Kement-man oa d’ann amzer
Ma ho devoa dennt ar ier.
Ceci se passait du temps
Où les poules avaient des dents
Sa femme fut heureuse du cadeau que lui faisait son mari, car ils n’avaient
pas d’enfants, quoique mariés depuis longtemps. Charles fut dès lors élevé et instruit comme s’il eût été le propre fils du marchand.
On le baptisa de nouveau, dans la crainte qu’il ne l’eût pas été déjà, et le hasard voulut qu’on lui donnât encore le nom de Charles.
On lui donna des maîtres de toute sorte, et il appelait le marchand et sa femme son père et sa mère, car on le laissa dans une ignorance complète de ses premières années.
Cependant le roi, plusieurs années plus tard, fit un voyage à Bordeaux. Quand il vit Charles, il admira sa bonne mine et demanda au marchand s’il était son enfant.
Le marchand lui raconta comment, l’ayant trouvé en pleine mer, dans un berceau de verre, il l’avait recueilli et adopté comme son propre enfant.
Alors le roi vit clairement que c’était l’enfant de son jardinier, celui-là même dont il avait voulu se débarrasser, et demanda au marchand de le lui céder, pour qu’il en fît plus tard son
secrétaire. Le marchand céda l’enfant à son roi, mais à regret.
Le roi, qui ne devait pas retourner immédiatement à Paris, envoya Charles devant et lui donna une lettre pour la reine, dans laquelle il ordonnait à celle-ci de faire mettre à mort le porteur,
dès qu’il arriverait.
Il ajoutait qu’il reviendrait aussi, sans retard, mais qu’il fallait que son ordre fût mis à exécution, avant son arrivée.
Charles part avec la lettre, ne se doutant pas qu’elle contenait son arrêt de mort. Il loge dans un village, au bord de la route, et y mange avec trois inconnus, des maltôtiers.

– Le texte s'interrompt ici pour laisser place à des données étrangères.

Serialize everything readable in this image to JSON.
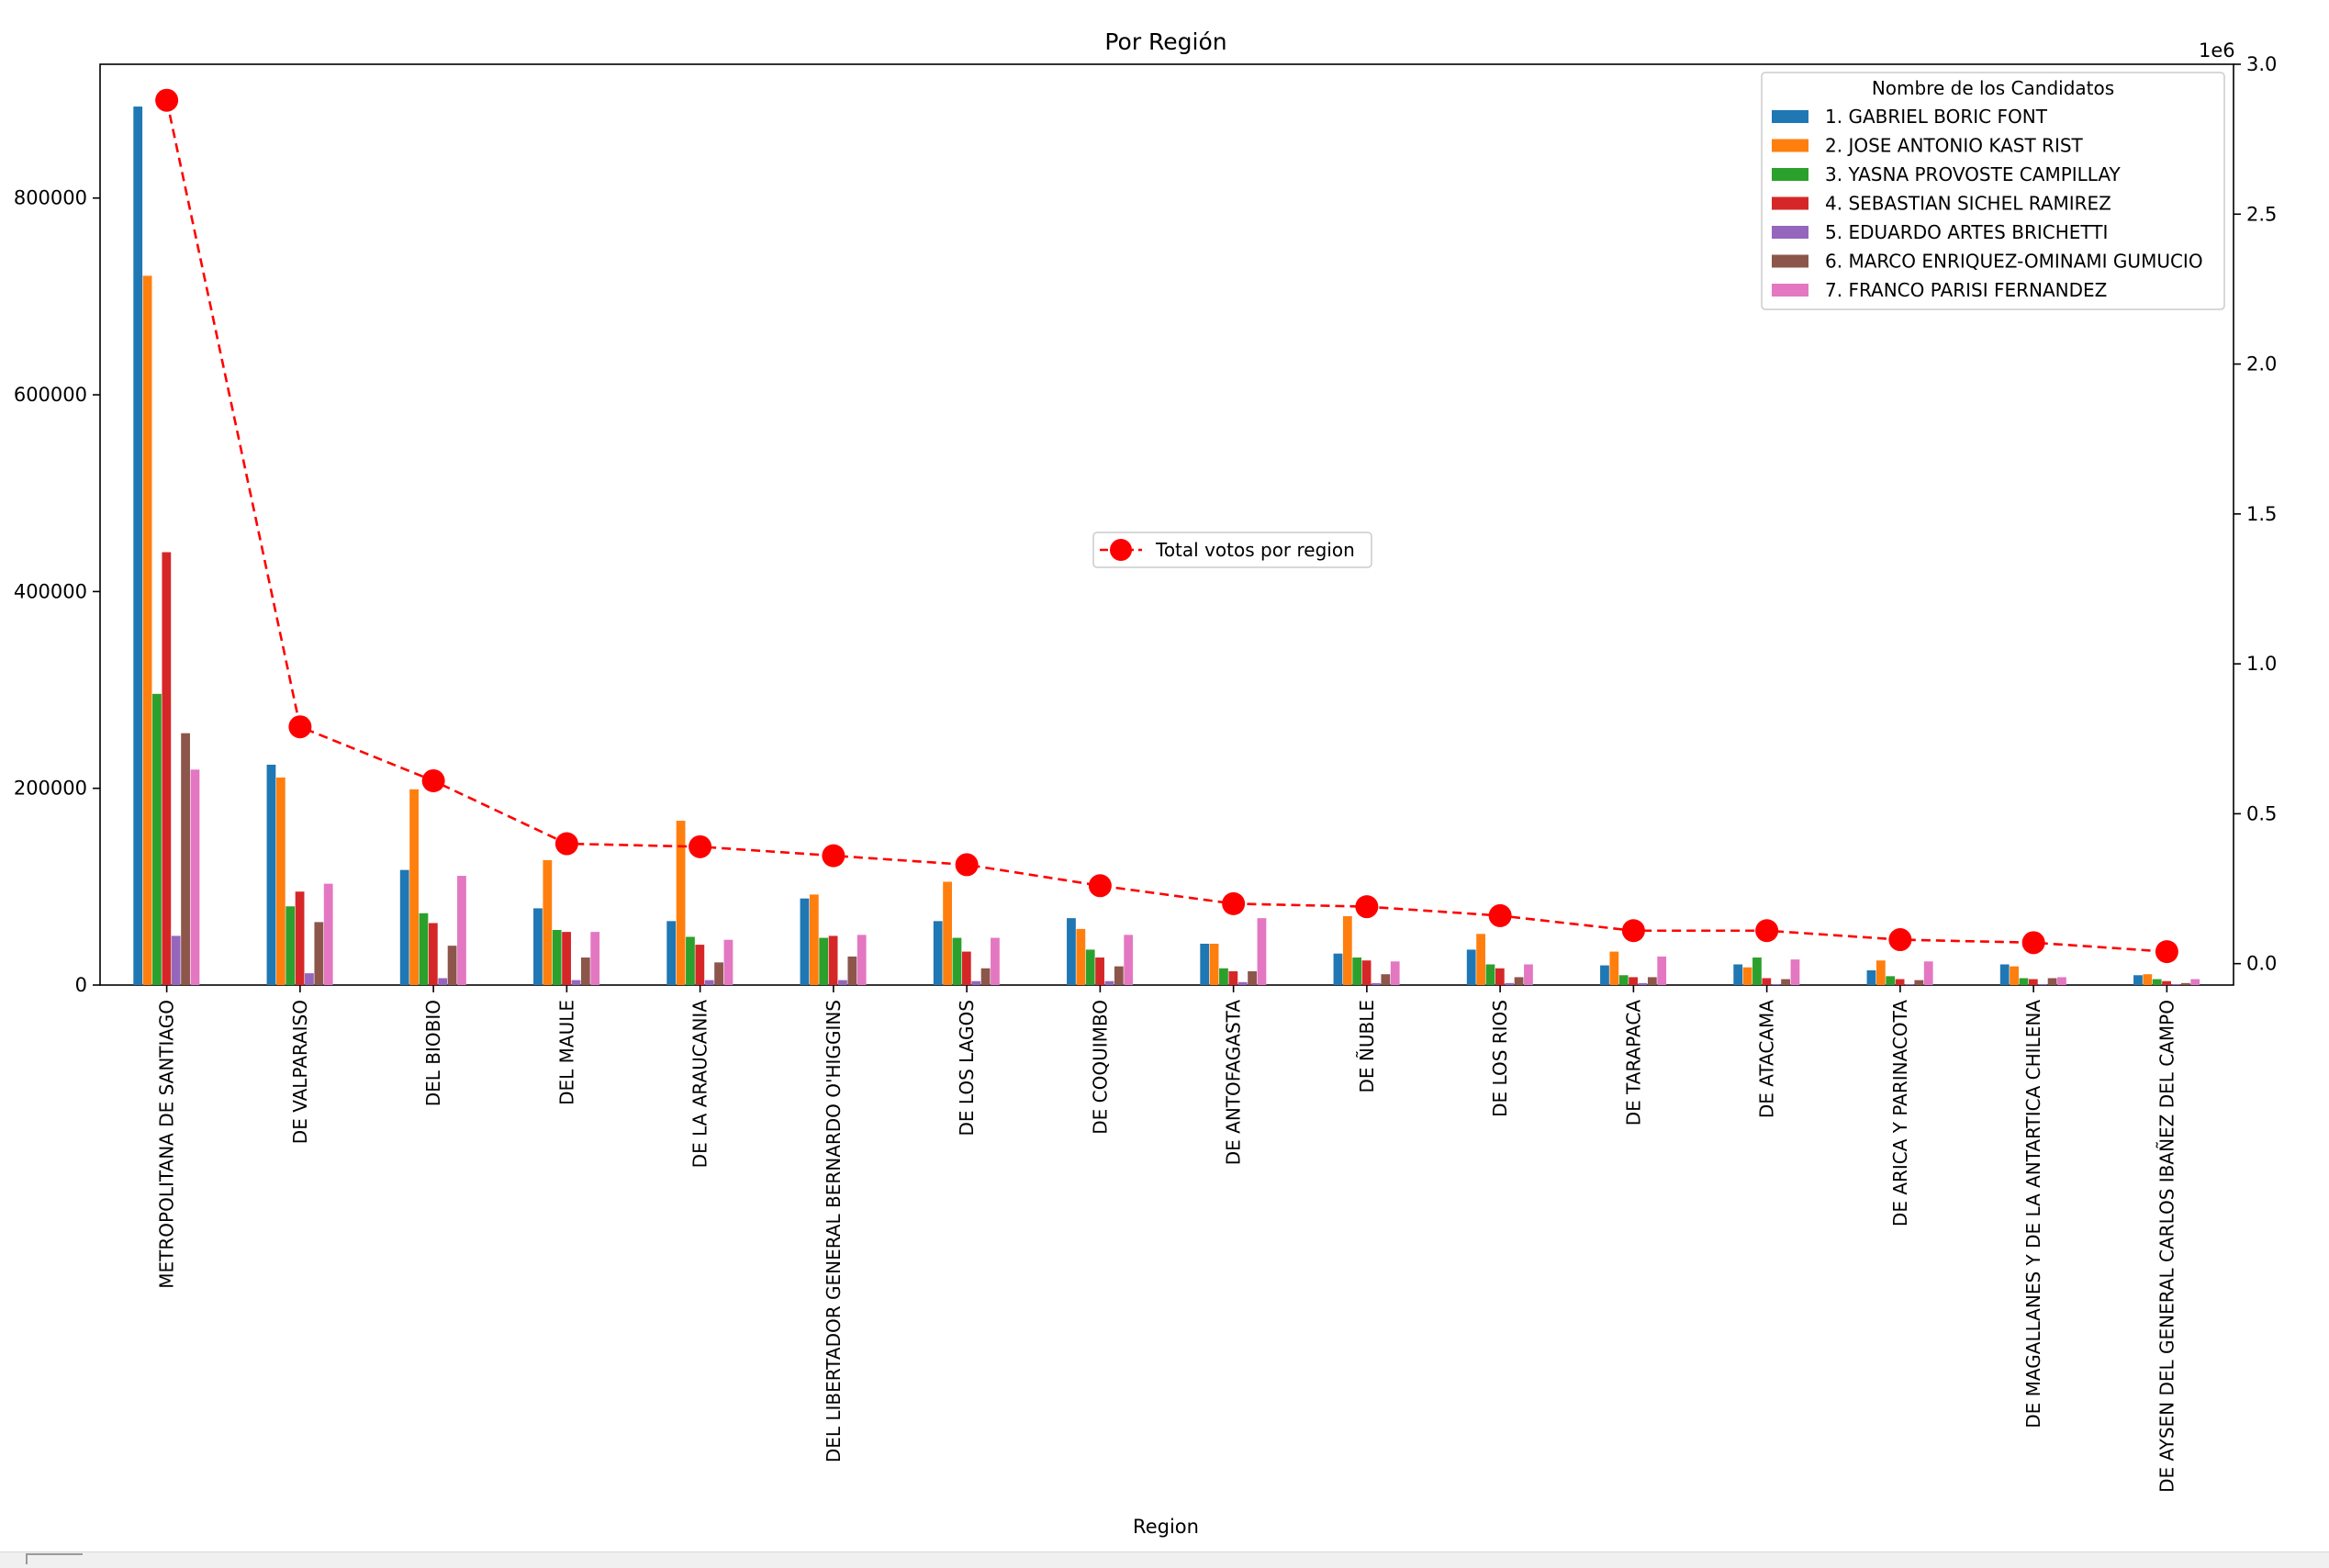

Après souper, on joue aux cartes. Charles perd tout son argent et même sa montre. On se couche. Les trois maltôtiers étaient dans la même chambre, et Charles était dans un cabinet, à côté.
Il n’y avait qu’une cloison de planches à les séparer, et il entendait leur conversation :
— « Le pauvre garçon ! dit l’un d’eux, il a perdu tout son argent ; comment pourra-t-il payer son écot et retourner jusque chez lui ? J’ai pitié de lui ; si nous lui rendions son argent
? »
— « Oui, répondirent les deux autres ; rendons-lui son argent. »
Et un des trois alla dans sa chambre pour lui remettre son argent. Il dormait profondément, car il était très fatigué de sa marche.
Sur sa table de nuit, le maltôtier aperçut une lettre cachetée ; c’était celle que le roi lui avait donnée pour être remise à la reine. Poussé par la curiosité, il rompit le cachet, lut la lettre
et fut bien étonné de ce qu’elle contenait.
— « Le pauvre garçon ! » pensa-t-il, « il porte lui-même l’ordre de le faire mettre à mort, et il ne le sait pas ! »
Il montra la lettre à ses deux camarades, et ils lui substituèrent une autre lettre, qui recommandait à la reine de bien accueillir et bien traiter le porteur.
Le lendemain matin, quand Charles se leva, les maltôtiers étaient déjà partis. Il retrouva dans ses poches son argent et sa montre, et sa lettre était aussi sur sa table de nuit, où il l’avait
posée.
Il paya son hôte et se remit en route, sans que rien lui eût fait soupçonner une substitution de lettre. Il marche, il marche, et finit par arriver à Paris.